What I Learned From My Mother About Friendship

My mother became a widow at the age of sixty-five and died at the age of ninety-eight.

Widowhood was a life-changing event that closed some doors for her but opened others. No longer would she be relating with the couples that gathered for bridge games, bowling, partying . . . the things that couples enjoy doing as couples. The other doors that opened for my mother, she had to open herself and being an extrovert, she was energized by being with people.

Mother enjoyed yard sales and she new that if she wanted to yard-sale for a whole day or even a weekend she would call her widow friend who was always searching hither and yon for antiques, perhaps a pink glass salt shaker to match the pepper shaker she already owned and could sell for a profit as a pair. That woman knew her antiques. If mother only wanted to browse at yard sales for an afternoon she would call another friend and then she would look for such things as old beer steins to fill that empty shelf above her kitchen cupboards.

Now a widow, mother had lost her euchre, bridge, canasta partner but did not give up playing cards. She played bridge either in the afternoon or evening almost every day of the week and had different friends in different groups who kept honing their minds and mathematical skills. While they were all keen to play, they knew they were there to have fun.
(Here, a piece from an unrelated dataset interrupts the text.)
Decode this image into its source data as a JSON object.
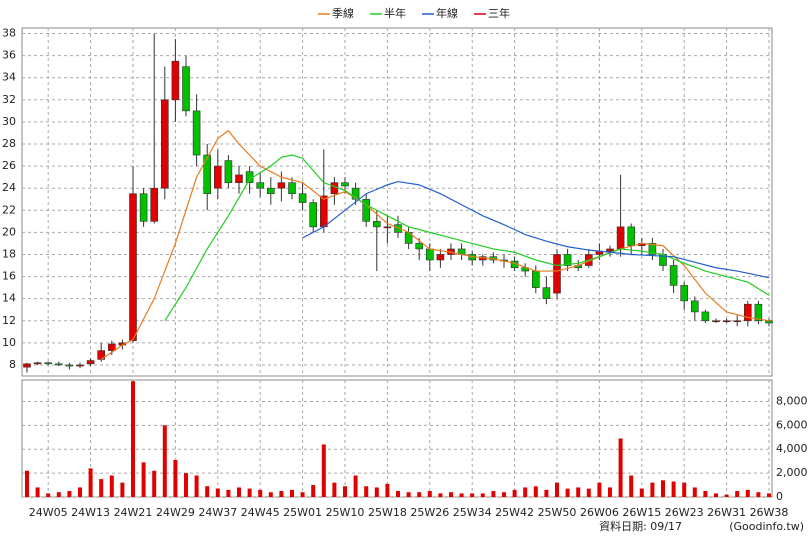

Mom and dad used to take a holiday trip every year but it was always by car. So what was she to do now. Well mom had different friends she called on for different kinds of trips. One group of friends loved to take special tours and so she travelled to the rockies, to California, to our east coast, to England, to Portugal and celebrated her seventieth birthday in Hawaii. Another group of friends liked to pool their resources and spend money for a month’s accommodations in Florida where they could walk the beach in the afternoon and play bridge at night while it snowed at home.

Sundays were the loneliest days according to mom and so she had a friend or two that she would take for a ride just to see the fall colours or to go for a coffee and doughnut someplace quiet where they could share their week or update each other on family news.

And so what did I learn? I learned that when a woman has lost her best friend, her husband, life isn’t over; friendship isn’t over. No one will ever take the place of that love. But friendship is something one chooses to make happen. One can take the initiative and open the door to as many hearts as are willing to open to me for all sorts of occasions. Life is to be lived; in living fully we learn to love and to be loved.